You need to try this cigar and once you do, you will be hooked like me. I am seriously considering getting a full wheel of 50 cigars next time. This is a great go-to cigar.
And now for something completely different:
A second chance at my dream….My old music partner, Rick Tunstall, and I are planning to record an album for a Paris based record label. The same label that represented us back in the early 1980’s.
1981. Rick on left..Me on right.
We will be doing covers of the famous Piedmont Blues songs of the 1920’s. Our versions will be very contemporized and special. What makes the East Coast blues songs different is that they are not the typical 1-4-5 standard arrangement of the blues. The chordal structures are very complicated.
I haven’t played with a band in 3 years. Trying to get over the age discrimination here in Milwaukee is impossible. This town is a wasteland for music. And the blues just ain’t played here. The young Turks of music in this town look at someone in their 50’s or older as outcasts….instead of depending on their experience and finesse. It is so moronic.
Rick lives in Powhatan County, Virginia. The album should have already been in the can but the record label allowed Rick to hold off because I would be his partner in crime.
Rick lives in the middle of nowhere on the grounds of a large mansion. The owners built an extension to their home so Rick could turn it into a recording studio with only the most modern and state of the art equipment.
Back in the day, I was a producer with my own professional recording studio. Thousands of bands came through there. And I owe my style of producing to what I learned from Rick while we played together earlier. Rick is a tough guy with a real stubborn streak. He has a vision and you better goddam get on board. As a result, few people are good enough for him to play with.

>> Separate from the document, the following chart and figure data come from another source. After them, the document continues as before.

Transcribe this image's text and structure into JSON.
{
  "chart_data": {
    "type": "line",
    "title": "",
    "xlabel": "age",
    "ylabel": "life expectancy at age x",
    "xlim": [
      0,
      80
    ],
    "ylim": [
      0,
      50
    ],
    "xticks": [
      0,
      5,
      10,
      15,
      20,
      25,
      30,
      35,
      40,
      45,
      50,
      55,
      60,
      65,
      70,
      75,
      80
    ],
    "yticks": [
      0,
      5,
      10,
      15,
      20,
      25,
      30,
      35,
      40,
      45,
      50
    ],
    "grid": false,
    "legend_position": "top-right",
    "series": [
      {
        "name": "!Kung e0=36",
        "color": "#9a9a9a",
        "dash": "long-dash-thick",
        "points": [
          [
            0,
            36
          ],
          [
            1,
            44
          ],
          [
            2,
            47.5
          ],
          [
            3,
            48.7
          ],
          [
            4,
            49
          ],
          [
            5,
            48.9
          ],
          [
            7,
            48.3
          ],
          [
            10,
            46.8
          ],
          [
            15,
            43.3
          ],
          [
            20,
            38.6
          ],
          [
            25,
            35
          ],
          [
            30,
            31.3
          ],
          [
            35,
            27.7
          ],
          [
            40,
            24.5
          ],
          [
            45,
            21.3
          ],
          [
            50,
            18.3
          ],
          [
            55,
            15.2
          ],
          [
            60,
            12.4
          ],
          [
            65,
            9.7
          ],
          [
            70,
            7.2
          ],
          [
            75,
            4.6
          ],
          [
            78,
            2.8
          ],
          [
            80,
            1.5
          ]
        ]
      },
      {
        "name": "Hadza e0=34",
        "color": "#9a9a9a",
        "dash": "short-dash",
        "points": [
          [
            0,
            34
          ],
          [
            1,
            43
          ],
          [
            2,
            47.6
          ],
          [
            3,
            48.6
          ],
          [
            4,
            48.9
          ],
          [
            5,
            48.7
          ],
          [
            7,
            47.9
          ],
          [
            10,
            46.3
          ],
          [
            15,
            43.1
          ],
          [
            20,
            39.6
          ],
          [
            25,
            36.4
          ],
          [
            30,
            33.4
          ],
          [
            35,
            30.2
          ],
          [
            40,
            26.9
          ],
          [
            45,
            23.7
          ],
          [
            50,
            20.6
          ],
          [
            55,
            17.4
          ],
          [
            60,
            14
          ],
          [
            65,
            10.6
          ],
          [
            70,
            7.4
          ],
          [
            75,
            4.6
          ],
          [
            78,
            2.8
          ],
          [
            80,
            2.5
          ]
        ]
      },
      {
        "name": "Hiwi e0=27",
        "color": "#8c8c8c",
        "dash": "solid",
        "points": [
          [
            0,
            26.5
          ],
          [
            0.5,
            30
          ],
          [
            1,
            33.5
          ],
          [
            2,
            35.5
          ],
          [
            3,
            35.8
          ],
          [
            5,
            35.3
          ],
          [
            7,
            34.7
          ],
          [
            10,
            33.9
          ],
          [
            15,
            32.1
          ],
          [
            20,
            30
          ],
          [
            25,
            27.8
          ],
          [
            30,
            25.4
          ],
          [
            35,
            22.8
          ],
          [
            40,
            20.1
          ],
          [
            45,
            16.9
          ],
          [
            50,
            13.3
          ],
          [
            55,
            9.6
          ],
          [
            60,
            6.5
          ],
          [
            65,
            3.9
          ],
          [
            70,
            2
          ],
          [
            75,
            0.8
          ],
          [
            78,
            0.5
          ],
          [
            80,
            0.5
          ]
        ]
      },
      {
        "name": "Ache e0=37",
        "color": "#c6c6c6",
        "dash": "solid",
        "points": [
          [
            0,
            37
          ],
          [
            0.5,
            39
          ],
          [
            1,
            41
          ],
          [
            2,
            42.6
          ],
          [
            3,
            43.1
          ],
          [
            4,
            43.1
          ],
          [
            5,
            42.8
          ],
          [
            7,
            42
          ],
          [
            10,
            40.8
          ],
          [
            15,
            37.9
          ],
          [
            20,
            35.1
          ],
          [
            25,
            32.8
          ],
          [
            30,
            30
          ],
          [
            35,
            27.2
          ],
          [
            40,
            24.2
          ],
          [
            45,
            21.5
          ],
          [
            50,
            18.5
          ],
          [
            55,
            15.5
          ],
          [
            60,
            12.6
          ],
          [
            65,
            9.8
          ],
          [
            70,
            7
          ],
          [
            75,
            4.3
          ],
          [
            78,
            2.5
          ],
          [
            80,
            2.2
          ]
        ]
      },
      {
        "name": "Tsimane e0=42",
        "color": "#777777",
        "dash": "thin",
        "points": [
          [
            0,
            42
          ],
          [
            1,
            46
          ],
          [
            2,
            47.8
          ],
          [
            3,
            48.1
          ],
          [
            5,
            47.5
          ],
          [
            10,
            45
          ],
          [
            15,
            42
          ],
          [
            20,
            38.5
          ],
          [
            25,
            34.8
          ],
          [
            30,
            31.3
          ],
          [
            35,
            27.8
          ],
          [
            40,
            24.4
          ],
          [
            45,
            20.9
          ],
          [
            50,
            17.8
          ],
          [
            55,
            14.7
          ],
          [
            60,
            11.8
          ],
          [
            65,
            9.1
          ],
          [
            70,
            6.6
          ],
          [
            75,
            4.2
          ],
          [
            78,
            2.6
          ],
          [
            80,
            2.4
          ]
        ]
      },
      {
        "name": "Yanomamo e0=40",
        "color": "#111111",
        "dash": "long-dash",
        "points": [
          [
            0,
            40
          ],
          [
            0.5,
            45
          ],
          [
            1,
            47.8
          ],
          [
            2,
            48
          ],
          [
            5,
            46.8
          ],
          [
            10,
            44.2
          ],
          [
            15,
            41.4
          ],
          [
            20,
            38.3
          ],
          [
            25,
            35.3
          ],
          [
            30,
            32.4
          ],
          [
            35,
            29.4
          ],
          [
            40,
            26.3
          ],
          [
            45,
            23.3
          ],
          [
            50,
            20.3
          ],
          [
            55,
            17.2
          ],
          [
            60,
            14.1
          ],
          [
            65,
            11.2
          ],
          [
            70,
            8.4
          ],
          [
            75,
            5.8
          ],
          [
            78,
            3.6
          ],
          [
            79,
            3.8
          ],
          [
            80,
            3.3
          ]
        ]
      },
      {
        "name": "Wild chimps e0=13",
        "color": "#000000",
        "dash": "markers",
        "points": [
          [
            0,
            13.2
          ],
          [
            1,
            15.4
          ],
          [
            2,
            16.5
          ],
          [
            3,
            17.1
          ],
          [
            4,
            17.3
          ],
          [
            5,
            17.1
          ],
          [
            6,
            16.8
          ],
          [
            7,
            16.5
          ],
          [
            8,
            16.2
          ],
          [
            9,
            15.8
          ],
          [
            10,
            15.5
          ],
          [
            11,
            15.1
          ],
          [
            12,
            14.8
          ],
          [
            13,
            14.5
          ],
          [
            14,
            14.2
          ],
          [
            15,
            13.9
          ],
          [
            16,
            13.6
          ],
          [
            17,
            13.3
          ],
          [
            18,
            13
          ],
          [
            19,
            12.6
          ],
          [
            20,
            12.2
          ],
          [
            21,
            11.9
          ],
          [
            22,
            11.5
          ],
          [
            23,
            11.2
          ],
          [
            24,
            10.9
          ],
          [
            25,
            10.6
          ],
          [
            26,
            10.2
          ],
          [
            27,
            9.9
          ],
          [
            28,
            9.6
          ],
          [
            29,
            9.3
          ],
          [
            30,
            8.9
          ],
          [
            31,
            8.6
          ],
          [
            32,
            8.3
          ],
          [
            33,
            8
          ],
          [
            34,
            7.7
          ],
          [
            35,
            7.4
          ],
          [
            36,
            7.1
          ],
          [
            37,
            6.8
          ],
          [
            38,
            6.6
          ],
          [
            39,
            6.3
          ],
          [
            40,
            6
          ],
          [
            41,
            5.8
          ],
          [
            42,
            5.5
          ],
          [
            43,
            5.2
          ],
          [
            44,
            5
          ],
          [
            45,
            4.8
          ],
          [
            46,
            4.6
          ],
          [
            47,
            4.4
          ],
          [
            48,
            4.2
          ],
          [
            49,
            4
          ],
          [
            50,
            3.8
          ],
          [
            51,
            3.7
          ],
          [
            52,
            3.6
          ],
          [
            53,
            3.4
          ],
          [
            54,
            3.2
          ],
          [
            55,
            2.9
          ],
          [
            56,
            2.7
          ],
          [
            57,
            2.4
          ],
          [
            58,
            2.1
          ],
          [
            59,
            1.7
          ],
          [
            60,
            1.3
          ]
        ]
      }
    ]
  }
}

Really.
Rick’s formative years were spent in New Orleans where he was part of the club band for every touring blues giant. So he played with every great blues artist.
The songs we recorded, back in the day, were way ahead of their time. And the recording of those tunes was arduous. Most sessions started at 10pm and went through the night.
Because of our advanced age, I figure just the opposite will occur this time.
And instead of coke, it will be Lipitor.
I plan to use my baby…my 1980 Schecter fretless for the recordings.
After we deliver the recording, there is a very good chance we will tour in Europe where this kind of music is much more appreciated.
The plan is to wait until the holidays are over and I will drive down there in early January. The album should take no longer than a month.
And I am girding my loins for what is in store. Rick will have his ideas and I will have to tap into his vision for my bass playing.
There will be no other musicians on the recording. We will play everything.
I so look forward to this. Music has been my love since I first played banjo at the peak of the folk music craze in the early 1960’s. I switched to bass when I was 15.
If all goes well, I plan to purchase a new electric upright bass for the tour. This will give the songs a more authentic feel.
So, my fingers are crossed that I can once more do what I love more than anything in my life: play music. Not a very exciting story, but I am super hyped and jazzed and had to share.